The leadership team consisted of Gonzalo and his 9 direct reports. While this team included all the executive committee members, it also included the key functions such as HR, Quality & Compliance, and several smaller business unit heads. ProMelior created a charter for the bi-weekly Leadership team meeting to be a forum for exchanging information and driving cross-functional initiatives that required the input of all the business and functional areas. In addition, proposals for company policies and processes (e.g. HR) were to be ‘tested’ in this forum to ensure that they truly added business value vs. adding bureaucracy. The leadership team needed a strong moderator to add structure and continuity to the meetings. ProMelior trained the Head of Quality to take on the moderator role and supported him to drive the first few sessions.

  1. Strategy Council

After 3-4 months, Gonzalo had been able to leverage the Executive Committee and Leadership Team forums to manage the business in a more orderly fashion. He was ready to turn his back to the growth agenda. However, given the feedback from the organization, he now recognized that any growth program needed to be anchored in a robust strategy. Gonzalo turned to ProMelior to organize a strategic planning program that would deliver a strategic growth roadmap in short order.

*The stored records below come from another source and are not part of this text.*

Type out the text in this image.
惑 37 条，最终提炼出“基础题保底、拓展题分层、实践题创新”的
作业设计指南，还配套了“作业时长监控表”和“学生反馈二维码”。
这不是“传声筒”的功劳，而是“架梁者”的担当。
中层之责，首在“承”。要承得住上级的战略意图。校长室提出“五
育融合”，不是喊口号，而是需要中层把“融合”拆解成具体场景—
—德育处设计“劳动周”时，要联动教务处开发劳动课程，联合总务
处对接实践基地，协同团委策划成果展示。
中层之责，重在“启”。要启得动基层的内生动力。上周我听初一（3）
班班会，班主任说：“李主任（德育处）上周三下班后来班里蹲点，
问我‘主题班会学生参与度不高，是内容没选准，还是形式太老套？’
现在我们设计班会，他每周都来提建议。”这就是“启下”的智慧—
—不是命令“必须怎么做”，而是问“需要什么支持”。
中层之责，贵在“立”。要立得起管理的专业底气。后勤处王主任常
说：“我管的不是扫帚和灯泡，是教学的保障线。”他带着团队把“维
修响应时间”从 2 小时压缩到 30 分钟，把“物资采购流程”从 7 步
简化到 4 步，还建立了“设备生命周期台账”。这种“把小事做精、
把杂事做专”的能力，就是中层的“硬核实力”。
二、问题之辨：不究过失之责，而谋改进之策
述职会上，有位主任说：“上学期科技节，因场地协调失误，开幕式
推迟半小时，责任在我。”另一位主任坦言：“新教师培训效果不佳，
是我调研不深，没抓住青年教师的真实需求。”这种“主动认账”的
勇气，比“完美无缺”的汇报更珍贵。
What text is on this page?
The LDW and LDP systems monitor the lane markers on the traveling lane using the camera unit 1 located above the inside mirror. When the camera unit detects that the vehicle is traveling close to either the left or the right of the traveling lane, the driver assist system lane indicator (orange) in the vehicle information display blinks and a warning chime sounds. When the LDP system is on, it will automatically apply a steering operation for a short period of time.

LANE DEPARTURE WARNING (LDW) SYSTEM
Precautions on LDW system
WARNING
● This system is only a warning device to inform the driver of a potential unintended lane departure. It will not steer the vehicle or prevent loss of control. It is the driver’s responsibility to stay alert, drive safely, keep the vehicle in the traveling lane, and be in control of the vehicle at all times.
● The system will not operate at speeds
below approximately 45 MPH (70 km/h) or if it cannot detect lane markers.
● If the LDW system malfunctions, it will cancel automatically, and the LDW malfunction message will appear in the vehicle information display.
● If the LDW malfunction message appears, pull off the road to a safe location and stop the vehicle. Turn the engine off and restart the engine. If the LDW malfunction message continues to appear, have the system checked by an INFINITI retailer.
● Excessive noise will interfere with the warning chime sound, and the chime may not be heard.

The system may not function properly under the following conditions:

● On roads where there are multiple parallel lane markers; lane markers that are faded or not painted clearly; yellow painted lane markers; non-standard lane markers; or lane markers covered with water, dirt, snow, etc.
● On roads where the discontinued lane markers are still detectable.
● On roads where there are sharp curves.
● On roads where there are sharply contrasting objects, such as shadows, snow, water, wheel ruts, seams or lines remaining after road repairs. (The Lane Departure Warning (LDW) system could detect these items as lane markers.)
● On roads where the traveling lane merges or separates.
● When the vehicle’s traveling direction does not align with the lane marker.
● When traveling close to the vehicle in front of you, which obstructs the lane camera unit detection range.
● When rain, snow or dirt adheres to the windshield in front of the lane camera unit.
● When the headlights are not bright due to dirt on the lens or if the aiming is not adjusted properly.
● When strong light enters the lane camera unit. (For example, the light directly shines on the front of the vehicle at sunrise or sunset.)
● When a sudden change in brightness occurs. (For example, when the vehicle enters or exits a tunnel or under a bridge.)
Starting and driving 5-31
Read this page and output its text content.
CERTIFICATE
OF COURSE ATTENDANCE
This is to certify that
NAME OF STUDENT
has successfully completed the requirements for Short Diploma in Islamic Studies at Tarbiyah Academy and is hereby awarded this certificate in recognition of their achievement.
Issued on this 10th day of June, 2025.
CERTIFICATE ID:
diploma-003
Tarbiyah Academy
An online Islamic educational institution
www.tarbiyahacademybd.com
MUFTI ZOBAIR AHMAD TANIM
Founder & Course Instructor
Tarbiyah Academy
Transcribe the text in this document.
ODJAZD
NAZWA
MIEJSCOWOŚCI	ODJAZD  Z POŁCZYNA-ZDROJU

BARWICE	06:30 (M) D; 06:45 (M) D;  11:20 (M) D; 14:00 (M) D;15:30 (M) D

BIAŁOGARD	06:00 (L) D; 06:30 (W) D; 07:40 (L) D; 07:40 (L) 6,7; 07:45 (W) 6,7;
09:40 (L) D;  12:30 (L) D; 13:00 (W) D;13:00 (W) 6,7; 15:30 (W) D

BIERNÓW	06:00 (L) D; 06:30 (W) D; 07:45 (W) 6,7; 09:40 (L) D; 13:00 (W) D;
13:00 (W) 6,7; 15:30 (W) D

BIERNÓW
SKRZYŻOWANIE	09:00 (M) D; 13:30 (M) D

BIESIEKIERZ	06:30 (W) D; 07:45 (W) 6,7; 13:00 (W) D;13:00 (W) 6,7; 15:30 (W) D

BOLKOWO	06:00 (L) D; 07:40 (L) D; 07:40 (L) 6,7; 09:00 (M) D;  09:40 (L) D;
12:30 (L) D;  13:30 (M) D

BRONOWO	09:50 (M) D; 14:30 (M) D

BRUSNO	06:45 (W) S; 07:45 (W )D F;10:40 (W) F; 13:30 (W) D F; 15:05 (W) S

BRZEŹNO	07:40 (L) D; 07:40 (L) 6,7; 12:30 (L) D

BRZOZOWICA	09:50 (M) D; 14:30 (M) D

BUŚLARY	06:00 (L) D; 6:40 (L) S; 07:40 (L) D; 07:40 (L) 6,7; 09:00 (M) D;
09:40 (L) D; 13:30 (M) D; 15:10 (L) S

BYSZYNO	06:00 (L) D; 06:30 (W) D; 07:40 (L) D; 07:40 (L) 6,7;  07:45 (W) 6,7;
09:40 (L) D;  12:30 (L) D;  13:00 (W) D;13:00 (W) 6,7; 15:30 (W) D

ProMelior began by forming a Strategy Council consisting of the CEO, CFO, Business Unit Heads, Head of Operations and Head of HR. Over the course of the next six weeks, ProMelior ran three workshops in which the Strategy Council worked through a structured set of strategic questions.  In the first session, the Council took a market perspective. The Council members discussed trends in the market, brainstormed a long list of business opportunities and prioritized the biggest opportunities where the company could play. In the second workshop, the Council mapped the company’s products and operational capabilities to the business opportunities and the needs of different customer segments. The ensuing gap analysis revealed which opportunities could be addressed in the short-term and which opportunities required the development of additional capabilities. In the final workshop, the Council members designed concrete initiatives to capture the priority opportunities.  Initiative leaders were assigned and high-level allocations of human and financial resources were made. Gonzalo was impressed that the process had avoided ‘analysis-paralysis’ but had resulted in a very pragmatic set of initiatives to boost growth. As a result, this streamlined strategic planning model was instituted as an annual process.